Mas a vida não é apenas
flores. Cansada de peixes e massas, minha mulher fez uma solicitação
aparentemente frugal. Queria comer feijão com arroz. Tinha vontade de um feijão
que, paradoxalmente, nunca comera, mas do qual eu falava muito, o da minha mãe:
bem temperado, macio, caldo grosso. Um feijão que frequentava minha memória e a
imaginação dela. Tudo bem. Eu me dispus a fazê-lo. O único detalhe é que, de
repente, me dei conta de que nunca havia cozinhado feijão.
Na casa dos meus pais, em
Sorocaba, havia feijão com arroz, quase todos os dias. A exceção era nos finais
de semana, aos sábados, um prático arroz de forno e aos domingos um eclético macarrão
com frango. Como meus pais pertenciam a famílias judaicas da Europa Oriental, eu
me perguntava como é que nossas refeições tinham um perfil tão brasileiro. Recuperando
os passos percorridos pelo casal, encontro a resposta. Chegando ao Brasil perto
de 1930, as famílias (que não se conheciam na Europa) foram viver no norte do
Rio Grande do Sul, região de Passo Fundo, em pequenas propriedades rurais. Ambos eram penúltimos filhos: meu pai, o quinto
de uma família de seis filhos, e minha mãe, oitava de uma família de nove. A
terra era pouca para alimentar muita gente. Os jovens tinham que sair de casa e
ganhar a vida com suas próprias forças ao atingir a idade de casar. Quando
conseguiu um emprego de vendedor na loja de um conterrâneo que havia tido
sucesso em Sorocaba, meu pai resolveu pedir aquela linda garota da família Kahn
em casamento. Ela não titubeou.
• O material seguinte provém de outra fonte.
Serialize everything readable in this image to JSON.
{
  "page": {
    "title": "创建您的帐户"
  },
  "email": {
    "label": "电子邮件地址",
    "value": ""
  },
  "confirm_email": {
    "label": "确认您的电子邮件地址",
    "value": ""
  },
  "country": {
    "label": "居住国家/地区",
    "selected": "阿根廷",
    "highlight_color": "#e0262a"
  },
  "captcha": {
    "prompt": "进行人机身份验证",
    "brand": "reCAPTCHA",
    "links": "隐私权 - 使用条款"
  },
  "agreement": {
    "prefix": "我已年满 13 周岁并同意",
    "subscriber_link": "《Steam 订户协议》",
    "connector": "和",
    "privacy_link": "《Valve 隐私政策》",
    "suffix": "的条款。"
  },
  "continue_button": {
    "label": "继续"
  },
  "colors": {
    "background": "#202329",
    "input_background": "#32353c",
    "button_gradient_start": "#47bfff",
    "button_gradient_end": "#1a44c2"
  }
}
Abrão era bom partido, família conhecida, os
Pinskys eram sérios e trabalhadores. Além disso, ele era bonitão, montava com
elegância, lenço protegendo a camisa do suor. E frequentava a sinagoga nas
festas judaicas, embora não fosse muito religioso. Casaram-se em Quatro Irmãos
e foram morar em Sorocaba, na Rua Piratininga, numa casa pequena, como todas do
bairro, onde residiam operários de fábricas têxteis e das oficinas da Estrada
de Ferro Sorocabana.
No fogão, as chamas
alimentadas a carvão cozinhavam apenas as batatas com carne colocadas por
Luiza. No começo, uma alegria. Depois de
alguns dias Abrão perguntou se o cardápio não poderia mudar. Era o que ela era
capaz de fazer. Na casa da mãe ela era apenas ajudante, a responsabilidade da
cozinha era das irmãs mais velhas, Ester, Firmina, Ana. A não ser que recorresse
àquela vizinha que havia se oferecido para ajudar em qualquer coisa. De resto,
da casa dela costumava vir um aroma delicioso que ela não conseguia
identificar. Dona Gertrudes foi solícita.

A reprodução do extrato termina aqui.